TRICK or treat?
Cork fans will be hoping to be granted a treat, rather than a horrible trick, when the Cork hurlers kick off their 2020 Munster Hurling Championship campaign against Waterford on what will be a Halloween hurling weekend.
In these strange spooky times, the round-robin structure has been parked and replaced with a system that will take less time to complete, which makes sense given the restricted time available to the GAA.
We’re not going that far back in time, in fairness.
We quickly forget, but the provincial system was only introduced in 2018, so we are effectively back to where we were in 2017.
Plus, the hurlers have the luxury of knowing that they’re guaranteed a second chance should there be a Halloween horror show against the Déise.
This is, of course, a luxury that the Cork footballers do not have this year.
Cork definitely got a favourable draw, given that they know they just have to win one game against Waterford to reach the provincial decider, but the thing is, Waterford will be thinking the exact same thing.
The last two years have not gone well for Waterford – basically, they have fallen off a cliff since losing the 2017 All-Ireland decider to Galway – but now, under the tutelage of Liam Cahill we can expect a resurgence in Waterford’s form.
Cahill was the manager of the All-Ireland winning Tipperary sides of 2018 and 2019 in the U21 and U20 grades. He would probably have been hoping to step up to the senior hot seat in Tipp, but given Liam Sheedy’s successful return he will have to bide his time in that regard.
Obviously, he feels that the best way to position himself as Sheedy’s eventual successor is to further embellish his already impressive CV by resurrecting Waterford’s fortunes.
Given his record against Cork in the last few years he will fancy his chances of doing just that in his first championship outing.
Cork destroyed Cahill’s Tipp charges in the 2018 U21 Munster decider, on a scoreline of 2-23 to 1-13, but since then Cahill has had the Indian sign over Cork, with a revenge victory in the 2018 All-Ireland U21 Final, followed by wins in the Munster and All-Ireland Finals at U20 level.
The common denominator around these three victories were the manner in which Cahill’s Tipp sides had a consistently manic work-rate.
There was no shortage of quality hurling, but a feature of his side’s performances was definitely the hunger they brought to the table for every game.
The early indications of Cahill’s reign at Waterford would suggest that this same mantra will be very much a part of their approach this year.
In their very first league game at Walsh Park on January 26th Waterford completely outworked Cork when winning 1-24 to 3-17, with some ‘lesser lights’ looking like thoroughbreds within Cahill’s set-up from the get-go.
The time of year will suit Cahill’s approach too. One suspects that the team that lifts the Liam McCarthy Cup in the build up to Christmas will be the one who has brought the most to the inevitable trench warfare that is about to ensue.
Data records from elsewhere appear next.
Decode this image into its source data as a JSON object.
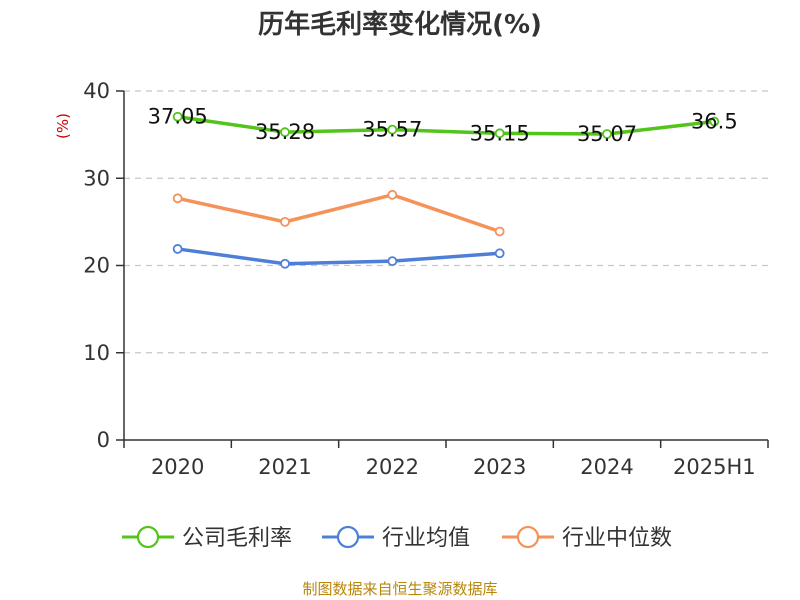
{
  "chart_data": {
    "type": "line",
    "title": "历年毛利率变化情况(%)",
    "ylabel": "(%)",
    "xlabel": "",
    "categories": [
      "2020",
      "2021",
      "2022",
      "2023",
      "2024",
      "2025H1"
    ],
    "ylim": [
      0,
      40
    ],
    "yticks": [
      0,
      10,
      20,
      30,
      40
    ],
    "grid": true,
    "legend_position": "bottom",
    "series": [
      {
        "name": "公司毛利率",
        "color": "#52c41a",
        "values": [
          37.05,
          35.28,
          35.57,
          35.15,
          35.07,
          36.5
        ],
        "labels": [
          "37.05",
          "35.28",
          "35.57",
          "35.15",
          "35.07",
          "36.5"
        ]
      },
      {
        "name": "行业均值",
        "color": "#4e7fd8",
        "values": [
          21.9,
          20.2,
          20.5,
          21.4,
          null,
          null
        ]
      },
      {
        "name": "行业中位数",
        "color": "#f5925a",
        "values": [
          27.7,
          25.0,
          28.1,
          23.9,
          null,
          null
        ]
      }
    ]
  },
  "source": "制图数据来自恒生聚源数据库"
}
Make no mistake, ladies and gentlemen, all notions we have re championship hurling can be ripped up and thrown out the window - for this year anyway.
We are going to get no long summer evenings, fast ground, or Munster Championship sunburns this year. This championship is going to resemble league hurling.
We have to expect poor conditions, cold, wet weather, muddy pitches, heavy ball and so on.
Therefore, with that in mind, teams probably have to start thinking very differently about the way they are going to hurl for the remainder of the year. There is no point in picking the light speedy lads that you may have earmarked for this summer.
It will be Halloween hurling, after all, things are going to go bump in the night, and managers have to select teams that can stand up to the inevitable physicality that this is going to bring.
Any hurler with a decent Fitzgibbon Cup campaign in the last few years has to come into consideration straight away. For Cork, Chris O’Leary, Niall O’Leary, Robert Downey and Shane Kingston impressed in UCC’s last two winter wins, so those showings should stand to them.
Tim O’Mahony, meanwhile, impressed for Mary I in the competition too.
These are the types of form that the Cork management need to look at going forward.
Cork and Limerick would be the main exponents of trying to play through the lines, but hurling at the back end of the year would not be conducive to such an approach.
Cork will probably have to get much more direct in their hurling if they wish to prevail this year, and with that in mind, they will have to tailor their selections accordingly.
The aforementioned O’Mahony should certainly be guaranteed a starting spot in this new approach, and not in defence either. That ship has sailed. Midfield, half-forward, or even spells at full-forward.
That is where the Newtown man needs to be deployed.
Declan Dalton would also appear suited to this kind of hurling.
Doubts persist over his ‘lack of pace’, but in winter pace is not that important.
Cork certainly have quicker forwards, but these forwards could go missing in a dogfight and may not be suited to what is coming down the tracks. In reality, the likelihood is that a lot of the championship matches that we are going to see this year will see huge congestion in the middle third.
The likes of Kilkenny, Wexford and Limerick will relish the hunting grounds that this type of hurling throws up. Cork must adapt their game to be able to complete in such tight surrounds.
If that means that the Cork management have to rethink the type of player they are going to select against Waterford then so be it.